Энгельс прослеживает развитие объективных условий классовой организации пролетариата, показывая, как прогресс капиталистического производства способствует объединению пролетариев в единую грозную армию, все бо-

396

лее сознающую несовместимость своих интересов с интересами капиталистов. Близится социалистическая революция. Она неизбежна, и «война бедных против богатых, которая теперь ведется косвенно и в виде отдельных стычек, станет в Англии всеобщей и открытой. Для мирного исхода уже слишком поздно. Классы обособляются все резче, дух сопротивления охватывает рабочих все больше, ожесточение крепнет, отдельные партизанские стычки разрастаются в более крупные сражения и демонстрации, и скоро достаточно будет небольшого толчка, для того чтобы привести лавину в движение» (1, 2; 517).

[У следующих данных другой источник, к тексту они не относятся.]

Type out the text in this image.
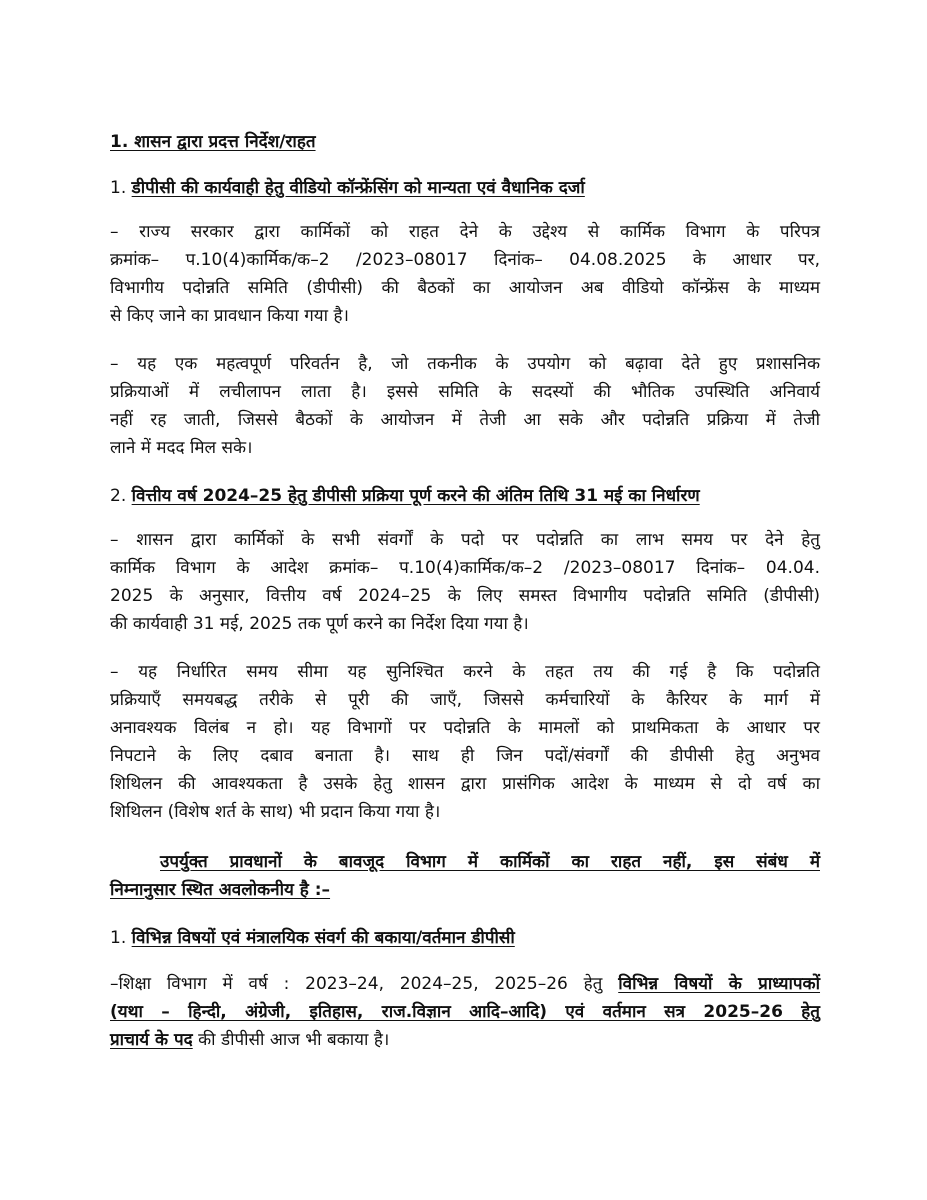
1. शासन द्वारा प्रदत्त निर्देश/राहत
1. डीपीसी की कार्यवाही हेतु वीडियो कॉन्फ्रेंसिंग को मान्यता एवं वैधानिक दर्जा
– राज्य सरकार द्वारा कार्मिकों को राहत देने के उद्देश्य से कार्मिक विभाग के परिपत्र
क्रमांक– प.10(4)कार्मिक/क–2 /2023–08017 दिनांक– 04.08.2025 के आधार पर,
विभागीय पदोन्नति समिति (डीपीसी) की बैठकों का आयोजन अब वीडियो कॉन्फ्रेंस के माध्यम
से किए जाने का प्रावधान किया गया है।
– यह एक महत्वपूर्ण परिवर्तन है, जो तकनीक के उपयोग को बढ़ावा देते हुए प्रशासनिक
प्रक्रियाओं में लचीलापन लाता है। इससे समिति के सदस्यों की भौतिक उपस्थिति अनिवार्य
नहीं रह जाती, जिससे बैठकों के आयोजन में तेजी आ सके और पदोन्नति प्रक्रिया में तेजी
लाने में मदद मिल सके।
2. वित्तीय वर्ष 2024–25 हेतु डीपीसी प्रक्रिया पूर्ण करने की अंतिम तिथि 31 मई का निर्धारण
– शासन द्वारा कार्मिकों के सभी संवर्गों के पदो पर पदोन्नति का लाभ समय पर देने हेतु
कार्मिक विभाग के आदेश क्रमांक– प.10(4)कार्मिक/क–2 /2023–08017 दिनांक– 04.04.
2025 के अनुसार, वित्तीय वर्ष 2024–25 के लिए समस्त विभागीय पदोन्नति समिति (डीपीसी)
की कार्यवाही 31 मई, 2025 तक पूर्ण करने का निर्देश दिया गया है।
– यह निर्धारित समय सीमा यह सुनिश्चित करने के तहत तय की गई है कि पदोन्नति
प्रक्रियाएँ समयबद्ध तरीके से पूरी की जाएँ, जिससे कर्मचारियों के कैरियर के मार्ग में
अनावश्यक विलंब न हो। यह विभागों पर पदोन्नति के मामलों को प्राथमिकता के आधार पर
निपटाने के लिए दबाव बनाता है। साथ ही जिन पदों/संवर्गों की डीपीसी हेतु अनुभव
शिथिलन की आवश्यकता है उसके हेतु शासन द्वारा प्रासंगिक आदेश के माध्यम से दो वर्ष का
शिथिलन (विशेष शर्त के साथ) भी प्रदान किया गया है।
उपर्युक्त प्रावधानों के बावजूद विभाग में कार्मिकों का राहत नहीं, इस संबंध में
निम्नानुसार स्थित अवलोकनीय है :–
1. विभिन्न विषयों एवं मंत्रालयिक संवर्ग की बकाया/वर्तमान डीपीसी
–शिक्षा विभाग में वर्ष : 2023–24, 2024–25, 2025–26 हेतु विभिन्न विषयों के प्राध्यापकों
(यथा – हिन्दी, अंग्रेजी, इतिहास, राज.विज्ञान आदि–आदि) एवं वर्तमान सत्र 2025–26 हेतु
प्राचार्य के पद की डीपीसी आज भी बकाया है।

Таковы основные идеи «Положения рабочего класса в Англии». Эта работа не свободна от некоторых неточных, неправильных положений, что объясняется главным образом неразработанностью экономической теории марксизма. Энгельс полагает, что капитализм уже исчерпал свои возможности; циклические кризисы перепроизводства рассматриваются как подтверждение этой мысли, а растущее обнищание пролетариата — как несомненный показатель того, что буржуазия живет на земле, уходящей из-под ее ног.

Правильно отмечая, что социалистическая теория не имеет ничего общего с культом насилия, и рассматривая революционное насилие лишь как средство, которое вынужден применить пролетариат против господствующей, применяющей насилие буржуазии, Энгельс, однако, утверждает, что учение коммунизма стоит выше противоречия между трудом и капиталом. Этот вывод, по существу противоречащий всему содержанию книги, связывается с тем фактом, что отдельные представители буржуазии, сознавая неизбежность социализма, переходят на сторону рабочего класса. Поэтому Энгельс заявляет: «...так как коммунизм стоит выше противоречия между пролетариатом и буржуазией, то лучшим представителям последней — впрочем крайне немногочисленным и принадлежащим только к подрастающему поколению, — легче будет примкнуть к нему, чем к исключительно пролетарскому чартизму» (1, 2; 517)*.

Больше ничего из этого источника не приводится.